I started saying 'no' to everything extraneous to my own benefit about two years ago when I was knocked back from a promotion that I should've walked.
Any "opportunity" that comes along, I ask myself 'how will this benefit me?' or 'will I enjoy this?' and I make my decision based on that. I absolutely only do work now when will directly benefit me/my profile or that I'll find fun.
What I've come to realise is that nothing happens, no-one forces you to do stuff, no-one tells you off. In fact, the opposite - you get pegged as a difficult person, someone who's a bit uncollegiate and you don't get asked to do stuff. It's wonderful.
Don't get me wrong, I'm not uncollegiate - I do my admin role and I do it very well, I take my turn doing viva/upgrades, I have a decent number of PhD students, I do sit on committees etc. But I only do these things when I see a benefit or where I think they'll be fun.
My standard response to an "opportunity" is the classic MN - 'That won't work for me at the moment'
or I'll say 'I don't have capacity for that right now'. No need to explain, no need to apologise. Men don't.
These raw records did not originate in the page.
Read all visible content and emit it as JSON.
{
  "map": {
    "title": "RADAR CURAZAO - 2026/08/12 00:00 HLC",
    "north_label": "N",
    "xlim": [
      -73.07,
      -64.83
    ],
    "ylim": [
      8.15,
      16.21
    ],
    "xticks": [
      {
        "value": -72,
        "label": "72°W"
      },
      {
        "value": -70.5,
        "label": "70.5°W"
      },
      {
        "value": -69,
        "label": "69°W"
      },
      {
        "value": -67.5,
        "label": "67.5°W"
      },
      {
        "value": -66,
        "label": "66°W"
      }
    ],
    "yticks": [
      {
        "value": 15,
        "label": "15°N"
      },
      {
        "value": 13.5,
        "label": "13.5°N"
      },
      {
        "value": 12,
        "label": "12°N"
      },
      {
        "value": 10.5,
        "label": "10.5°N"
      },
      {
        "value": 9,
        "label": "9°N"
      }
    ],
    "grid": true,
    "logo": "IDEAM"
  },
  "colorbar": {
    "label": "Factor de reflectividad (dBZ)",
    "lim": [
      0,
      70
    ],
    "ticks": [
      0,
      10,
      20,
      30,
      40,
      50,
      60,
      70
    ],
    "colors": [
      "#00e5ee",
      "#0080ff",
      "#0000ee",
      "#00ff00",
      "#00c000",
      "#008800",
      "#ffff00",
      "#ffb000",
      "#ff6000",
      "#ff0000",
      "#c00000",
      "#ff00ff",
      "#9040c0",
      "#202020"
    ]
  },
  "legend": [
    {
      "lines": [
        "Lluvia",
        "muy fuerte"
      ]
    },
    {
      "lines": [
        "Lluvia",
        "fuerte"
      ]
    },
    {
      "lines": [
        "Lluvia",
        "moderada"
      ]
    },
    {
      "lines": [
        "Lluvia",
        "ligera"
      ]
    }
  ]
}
On the odd occasions that people have come back and asked why I don't have capacity, I always make sure I have a robust answer back. Often I will draw on the years I spent saying 'yes' to things. For example, when I was two years into my lectureship, I had about 10 PhD students, some of whom were incredibly difficult cases. If someone asks me to come on-board as a second supervisor (and it's not a project which is beneficial/interesting to me), I will say that I had a period where PhDs took up far more of my time than was reasonable or fair and I'm still playing catch-up.
The other option, of course, is to say 'yes' to things and then just do them really badly such that you never get asked again. That seems to be a tactic widely used by my male colleagues.